Penelope looks at her like she is a puzzle.
And I stand here behind them, unseen and aching, knowing that everything I am, every good thing, every tender thing, was carved into me by the woman bending over a pot of lilies across the room.
Helena raised me with gentleness in a place that punished it. She raised me with softness in a house built on cruelty. She taught me how to love in whispers, in shadows, in stolen moments of safety. And now that same softness is what allows me to love the woman standing inches from her.
The room breathes around us, the scent of damp earth, sweetness of night-blooming jasmine. The cold metallic bite of winter pushing against the glass.
My heartbeat throbs in my palm, in my throat, in my teeth. I don’t know which of them I’m more afraid for. Mother, who has suffered too much already. Or my Pair, who carries my heart and my soul, and carried my son’s life inside her fragile, mortal body.
If the cult ever touched either of them, my vision darkens. My hands twitch. I would raze everything. Tear down walls. Burn fields. Bleed men who have never bled before. I would destroy an entire legacy with my bare hands if it meant keeping them safe.
Violence hums in my blood, focused, purposeful, like a blade sharpened under moonlight.
My Nellie glances at me then.
Just a flicker of those heavy dark eyes, just a half-second of connection, but it hits like a blow.
Because the look in her eyes says she knows. She knows what I would do for her. She knows what lives inside my chest. She knows what darkness I keep leashed inside of me.
And she loves me anyway.
I cross my arms, leaning back into the glass, the cold biting into my spine. But I don’t move.
They speak softly, these two strong women, the one who made me, and the one I would die for. My mother brushes a curl behind my Pair’s ear. Penelope whispers something I can’t hear. They both smile. Small, uncertain, cracked at the edges, but real. And suddenly my throat feels too tight. Because I have never seen my mother look at another woman like that. Not the ones she raised in this place, or the ones she pitied. She is looking at Penelope like a daughter.

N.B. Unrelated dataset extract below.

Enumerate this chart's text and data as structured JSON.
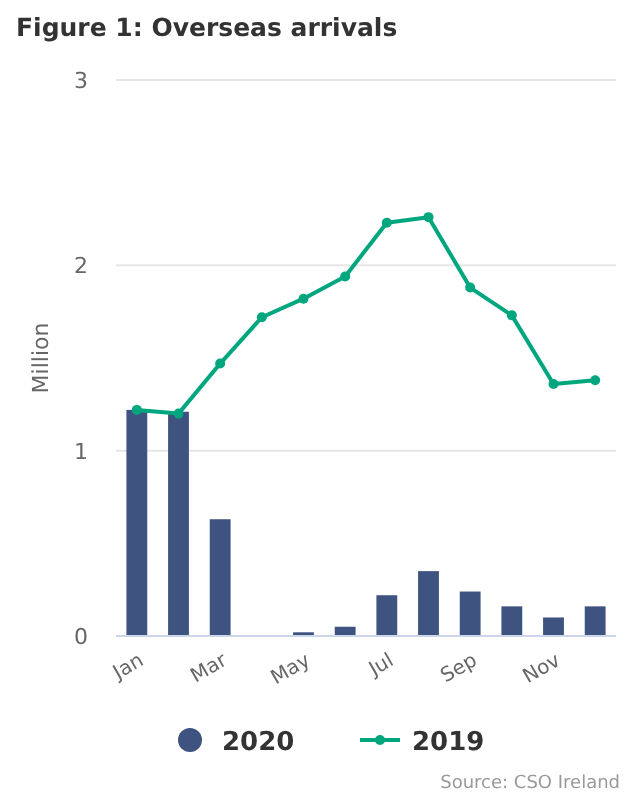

And Nellie is looking at her like she has never had a woman in her life worth trusting, until now.
I think back to my son’s birth, the story I told Nellie. About Helena being her mother, how she was told Nellie had died at birth and was sent away. About Clara being Helena’s sister, groomed by Milus to keep an eye on Nellie whilst she grew up incare, but really was sending her to different houses of horror for whoever paid the highest price.

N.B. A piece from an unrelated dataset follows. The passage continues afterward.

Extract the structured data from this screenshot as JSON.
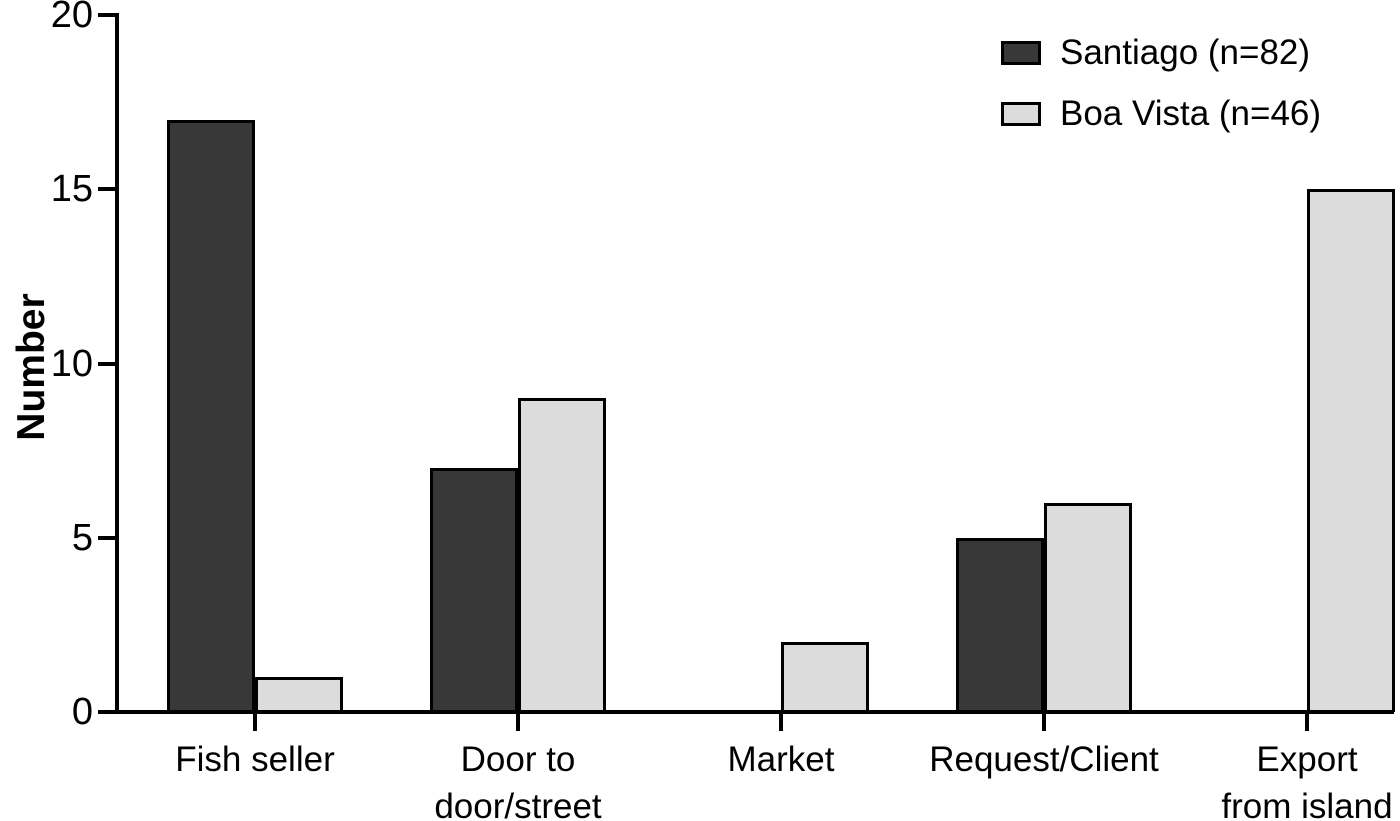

About how I was unknowingly sent to the same home, in the hopes that we would form a bond. Something that was meant to bring her here much earlier than now, so she could be here to torment my mother.
I swallow hard, my pulse stutters. This, them meeting without Milus having any idea I’ve told Penelope all of this, this is dangerous. This is precious. It’s everything I have ever wanted and everything I fear losing.
I press my fist against my thigh to stop it from shaking. Thinking of Tolly and Rune guarding August, Gore distracting our father, and Bram keeping watch of us out here in the shadows, just so we could sneak out here for this.
I told them everything too. What Mother had asked of me all those many months ago, how the pieces started coming together.
I shake it off.
The darkness inside me is quiet tonight, watchful, on its knees, reverent, because the two halves of my heart finally exist in the same room.
And they are touching hands. And smiling.
The moon catches on the glass overhead, spilling pale light over them both and illuminating them like an omen.
Good or bad, I can’t tell.
Mother turns then, meeting my eyes.
“I’m so very proud of you, son, thank you,” she says softly.